Update:
I am driving on the highway right now. I happened to have the TN with me, so I tested them on the highway with both windows down and a speed of ~80mph. Music was set very low, about 2 on a 10 scale. I wanted to hear the road and wind noise over the music (to give the ANC a difficult task), vs trying to drown out the noise with the music.
The TN’s ANC cut the deafening wind noise by about 80%, and sounded like a light breeze in the background. As far as the music, I couldn’t even tell that the ANC was active. Very impressive.
Also, the highway wind noise is very similar to the type of noise you hear in an airplane cabin.
So this goes to show that ANC performance varies with the type of noise (and I suspect Bose and Sony performance would vary also). It didn’t work that powerful with a vacuum cleaner, but worked awesome with the wind noise.

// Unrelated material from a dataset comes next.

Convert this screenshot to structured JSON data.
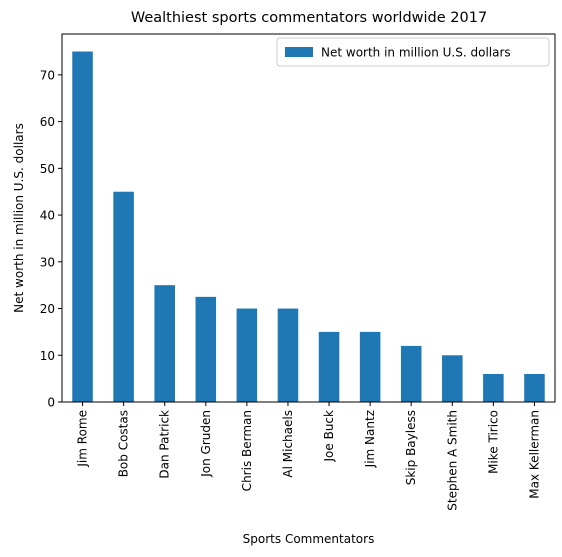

Update #2: As promised, I performed some more ANC testing. For a lawn mower (24” push style, not a large riding mower), ANC cut the noise by about 80%! I am definitely going to mow the lawn with ANC on from now on (vs no ANC like I’ve been doing). For an 18v power drill, it made about a 5-10% difference. In that case, I wouldn’t even bother using ANC because the battery life would be reduced for no real ANC benefit. For an angle grinder (which has failing bearings, making it 3xs louder than a normal angle grinder), it cut the tool noise by about 50%. For a leaf blower, it reduced the noise by about 25%.
So Bluedio’s ANC (in the TN at least) seems to work more effectively on lower frequency noises (wind, lawn mower, etc), and less effectively as you get higher frequency (drill, vacuum cleaner). This makes sense, because microphones have more trouble accurately picking up high frequencies. My guess is Bluedio can further improve ANC performance by installing microphones with a wider dynamic range.
Also, I want to clarify “wind” noise. The kind of wind noise ANC cuts down on is indirect wind noise. So in a car with the windows down, a convertible, in a plane, etc. this would be the wind itself making audible noise, but not blowing directly on you. If you were to stick your head all the way out the window on the highway, that would be direct wind noise, which ANC can’t overcome. In fact, while bicycling (15-25mph), ANC makes wind noise about 25% LOUDER! So when you are in direct wind, you want ANC disabled.